Re: index-only scans

From: Tom Lane <tgl(at)sss(dot)pgh(dot)pa(dot)us>
To: Robert Haas <robertmhaas(at)gmail(dot)com>
Cc: pgsql-hackers(at)postgresql(dot)org
Subject: Re: index-only scans
Date: 2011-10-12 16:39:36
Message-ID: 15104.1318437576@sss.pgh.pa.us
Views: Raw Message | Whole Thread | Download mbox | Resend email
Thread:
Lists: pgsql-hackers

I wrote:
>> I was also toying with the notion of pushing the slot fill-in into the
>> AM, so that the AM API is to return a filled TupleSlot not an
>> IndexTuple. This would not save any cycles AFAICT --- at least in
>> btree, we still have to make a palloc'd copy of the IndexTuple so that
>> we can release lock on the index page.

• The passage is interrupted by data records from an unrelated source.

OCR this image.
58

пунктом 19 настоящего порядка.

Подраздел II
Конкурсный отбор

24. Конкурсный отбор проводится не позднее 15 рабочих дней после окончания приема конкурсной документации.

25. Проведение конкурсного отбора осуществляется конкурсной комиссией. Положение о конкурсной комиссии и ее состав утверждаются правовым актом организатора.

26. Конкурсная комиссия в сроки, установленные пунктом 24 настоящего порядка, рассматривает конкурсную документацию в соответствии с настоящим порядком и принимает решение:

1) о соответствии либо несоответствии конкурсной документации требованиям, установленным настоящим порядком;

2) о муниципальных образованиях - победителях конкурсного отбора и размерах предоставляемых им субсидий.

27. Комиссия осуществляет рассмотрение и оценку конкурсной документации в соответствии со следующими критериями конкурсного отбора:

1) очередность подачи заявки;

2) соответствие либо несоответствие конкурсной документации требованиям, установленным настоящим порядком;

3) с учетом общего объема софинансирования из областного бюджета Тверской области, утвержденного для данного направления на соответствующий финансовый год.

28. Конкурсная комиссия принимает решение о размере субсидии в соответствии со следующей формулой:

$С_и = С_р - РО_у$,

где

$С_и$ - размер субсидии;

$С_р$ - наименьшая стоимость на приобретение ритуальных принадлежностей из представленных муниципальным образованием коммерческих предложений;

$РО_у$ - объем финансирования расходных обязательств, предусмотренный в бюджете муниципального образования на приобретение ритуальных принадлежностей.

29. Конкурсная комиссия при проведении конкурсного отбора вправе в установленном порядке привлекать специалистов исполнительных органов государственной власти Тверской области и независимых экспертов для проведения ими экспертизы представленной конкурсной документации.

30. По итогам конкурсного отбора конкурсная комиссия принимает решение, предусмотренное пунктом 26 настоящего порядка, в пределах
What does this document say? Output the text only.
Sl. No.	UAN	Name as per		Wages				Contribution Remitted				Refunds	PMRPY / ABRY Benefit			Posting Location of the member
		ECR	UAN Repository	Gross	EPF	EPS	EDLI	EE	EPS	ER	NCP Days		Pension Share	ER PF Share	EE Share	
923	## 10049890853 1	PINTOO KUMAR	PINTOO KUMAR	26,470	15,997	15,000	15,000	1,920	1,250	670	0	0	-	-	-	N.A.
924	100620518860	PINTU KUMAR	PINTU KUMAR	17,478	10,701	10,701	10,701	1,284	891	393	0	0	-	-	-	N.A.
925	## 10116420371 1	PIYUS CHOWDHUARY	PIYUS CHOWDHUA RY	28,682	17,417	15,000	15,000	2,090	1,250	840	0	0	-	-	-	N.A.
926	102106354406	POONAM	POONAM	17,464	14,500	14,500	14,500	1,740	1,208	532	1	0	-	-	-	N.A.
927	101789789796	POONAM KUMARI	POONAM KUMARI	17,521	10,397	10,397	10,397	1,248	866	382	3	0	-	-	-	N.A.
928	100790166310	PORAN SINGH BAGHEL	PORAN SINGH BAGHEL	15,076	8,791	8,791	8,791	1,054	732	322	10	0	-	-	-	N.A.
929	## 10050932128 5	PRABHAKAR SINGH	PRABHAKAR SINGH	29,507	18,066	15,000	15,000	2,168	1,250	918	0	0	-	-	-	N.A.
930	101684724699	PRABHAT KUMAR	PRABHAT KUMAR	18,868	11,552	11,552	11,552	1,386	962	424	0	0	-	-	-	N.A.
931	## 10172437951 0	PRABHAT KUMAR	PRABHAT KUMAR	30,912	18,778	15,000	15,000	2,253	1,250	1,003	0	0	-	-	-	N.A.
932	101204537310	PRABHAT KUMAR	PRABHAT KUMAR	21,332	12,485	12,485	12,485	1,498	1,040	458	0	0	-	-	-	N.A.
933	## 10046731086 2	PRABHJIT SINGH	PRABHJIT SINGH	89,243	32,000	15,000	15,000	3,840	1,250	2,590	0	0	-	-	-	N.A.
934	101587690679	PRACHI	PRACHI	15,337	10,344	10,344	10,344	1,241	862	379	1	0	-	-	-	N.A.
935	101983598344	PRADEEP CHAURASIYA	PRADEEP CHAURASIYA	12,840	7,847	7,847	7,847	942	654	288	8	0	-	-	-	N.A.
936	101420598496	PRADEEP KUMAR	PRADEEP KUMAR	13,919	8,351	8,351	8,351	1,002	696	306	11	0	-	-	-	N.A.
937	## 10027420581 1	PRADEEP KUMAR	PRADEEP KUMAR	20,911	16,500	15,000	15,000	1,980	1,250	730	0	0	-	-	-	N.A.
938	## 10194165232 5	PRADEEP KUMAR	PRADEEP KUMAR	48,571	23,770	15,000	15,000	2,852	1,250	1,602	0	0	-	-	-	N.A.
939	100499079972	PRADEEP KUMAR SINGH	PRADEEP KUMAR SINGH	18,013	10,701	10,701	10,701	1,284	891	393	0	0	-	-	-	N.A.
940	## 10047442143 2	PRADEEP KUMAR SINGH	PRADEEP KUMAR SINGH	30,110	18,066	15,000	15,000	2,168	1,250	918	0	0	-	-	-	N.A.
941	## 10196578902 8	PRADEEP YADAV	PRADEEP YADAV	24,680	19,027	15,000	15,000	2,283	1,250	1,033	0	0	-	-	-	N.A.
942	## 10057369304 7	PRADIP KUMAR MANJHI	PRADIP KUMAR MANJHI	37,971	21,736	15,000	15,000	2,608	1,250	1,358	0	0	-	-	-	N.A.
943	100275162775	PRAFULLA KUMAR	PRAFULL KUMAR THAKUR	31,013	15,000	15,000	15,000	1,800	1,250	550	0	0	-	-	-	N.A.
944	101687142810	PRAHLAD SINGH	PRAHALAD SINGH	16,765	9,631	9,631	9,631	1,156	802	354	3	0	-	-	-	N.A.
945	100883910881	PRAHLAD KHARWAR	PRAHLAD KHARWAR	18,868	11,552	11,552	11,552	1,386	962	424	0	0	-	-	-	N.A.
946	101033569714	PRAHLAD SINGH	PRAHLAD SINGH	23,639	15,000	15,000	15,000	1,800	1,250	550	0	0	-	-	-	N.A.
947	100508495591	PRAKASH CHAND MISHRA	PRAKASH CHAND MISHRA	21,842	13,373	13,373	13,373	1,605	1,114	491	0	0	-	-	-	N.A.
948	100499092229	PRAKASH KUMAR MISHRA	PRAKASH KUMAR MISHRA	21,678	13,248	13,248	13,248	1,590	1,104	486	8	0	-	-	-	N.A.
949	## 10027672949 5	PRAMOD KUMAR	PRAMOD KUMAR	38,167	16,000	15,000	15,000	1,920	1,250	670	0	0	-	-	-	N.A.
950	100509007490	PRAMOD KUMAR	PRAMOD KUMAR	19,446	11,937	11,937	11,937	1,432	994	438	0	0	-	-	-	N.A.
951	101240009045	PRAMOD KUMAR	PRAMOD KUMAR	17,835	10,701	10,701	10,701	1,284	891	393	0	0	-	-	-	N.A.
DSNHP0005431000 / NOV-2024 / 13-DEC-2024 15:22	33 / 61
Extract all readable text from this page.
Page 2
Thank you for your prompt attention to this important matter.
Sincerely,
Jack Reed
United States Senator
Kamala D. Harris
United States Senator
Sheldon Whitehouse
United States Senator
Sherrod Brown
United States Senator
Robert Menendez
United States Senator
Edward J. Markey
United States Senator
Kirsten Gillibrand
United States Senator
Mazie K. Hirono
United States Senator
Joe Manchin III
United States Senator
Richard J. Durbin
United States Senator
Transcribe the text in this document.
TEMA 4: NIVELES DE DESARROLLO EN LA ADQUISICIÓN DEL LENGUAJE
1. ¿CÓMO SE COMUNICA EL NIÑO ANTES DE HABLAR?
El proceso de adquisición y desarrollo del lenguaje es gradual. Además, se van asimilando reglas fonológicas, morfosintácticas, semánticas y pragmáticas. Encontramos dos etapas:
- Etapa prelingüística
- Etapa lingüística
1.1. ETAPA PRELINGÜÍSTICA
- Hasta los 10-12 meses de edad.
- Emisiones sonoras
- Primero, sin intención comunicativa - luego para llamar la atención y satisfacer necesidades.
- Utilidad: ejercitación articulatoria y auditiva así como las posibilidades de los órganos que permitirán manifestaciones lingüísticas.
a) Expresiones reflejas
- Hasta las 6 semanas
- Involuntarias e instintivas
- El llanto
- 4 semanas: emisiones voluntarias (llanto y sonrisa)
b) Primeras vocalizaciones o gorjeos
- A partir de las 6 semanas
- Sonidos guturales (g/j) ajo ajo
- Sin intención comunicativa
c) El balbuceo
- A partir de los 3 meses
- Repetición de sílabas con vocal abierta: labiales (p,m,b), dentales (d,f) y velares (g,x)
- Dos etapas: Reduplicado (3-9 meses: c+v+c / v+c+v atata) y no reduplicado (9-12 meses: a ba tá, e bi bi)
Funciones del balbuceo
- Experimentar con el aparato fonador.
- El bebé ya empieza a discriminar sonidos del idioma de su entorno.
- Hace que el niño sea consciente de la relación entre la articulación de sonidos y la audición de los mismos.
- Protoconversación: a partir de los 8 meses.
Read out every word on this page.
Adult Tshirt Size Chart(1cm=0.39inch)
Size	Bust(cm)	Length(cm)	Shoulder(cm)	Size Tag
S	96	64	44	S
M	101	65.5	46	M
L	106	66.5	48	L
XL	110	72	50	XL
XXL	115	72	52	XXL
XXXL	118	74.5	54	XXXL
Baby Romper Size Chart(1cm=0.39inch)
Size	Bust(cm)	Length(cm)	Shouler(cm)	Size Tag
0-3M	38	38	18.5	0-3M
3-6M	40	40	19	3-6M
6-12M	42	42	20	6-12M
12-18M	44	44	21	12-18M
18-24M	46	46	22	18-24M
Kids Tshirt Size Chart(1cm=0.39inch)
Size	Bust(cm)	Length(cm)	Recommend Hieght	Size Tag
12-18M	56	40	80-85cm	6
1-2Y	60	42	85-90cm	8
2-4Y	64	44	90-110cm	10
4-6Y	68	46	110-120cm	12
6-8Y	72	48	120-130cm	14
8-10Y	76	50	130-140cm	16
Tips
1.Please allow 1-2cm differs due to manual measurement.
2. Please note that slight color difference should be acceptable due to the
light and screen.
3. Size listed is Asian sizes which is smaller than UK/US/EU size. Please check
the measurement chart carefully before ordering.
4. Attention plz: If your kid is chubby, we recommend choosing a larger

The point of it would be to
>> avoid the assumption that the index's internal storage has exactly the
>> format of IndexTuple. Don't know whether we'd ever have any actual use
>> for that flexibility, but it seems like it wouldn't cost much to
>> preserve the option.

> BTW, I concluded that that would be a bad idea, because it would involve
> the index AM in some choices that we're likely to want to change. In
> particular it would foreclose ever doing anything with expression
> indexes, without an AM API change. Better to just define the AM's
> responsibility as to hand back a tuple defined according to the index's
> columns.

Although this aspect of the code is now working well enough for btree,
I realized that it's going to have a problem if/when we add GiST
support. The difficulty is that the index rowtype includes "storage"
datatypes, not underlying-heap-column datatypes, for opclasses where
those are different. This is not going to do for cases where we need
to reconstruct a heap value from the index contents, as in Alexander's
example of gist point_ops using a box as the underlying storage.

What we actually want back from the index AM is a rowtype that matches
the list of values submitted for indexing (ie, the original output of
FormIndexDatum), and only for btree is it the case that that's
represented more or less exactly as the IndexTuple stored in the index.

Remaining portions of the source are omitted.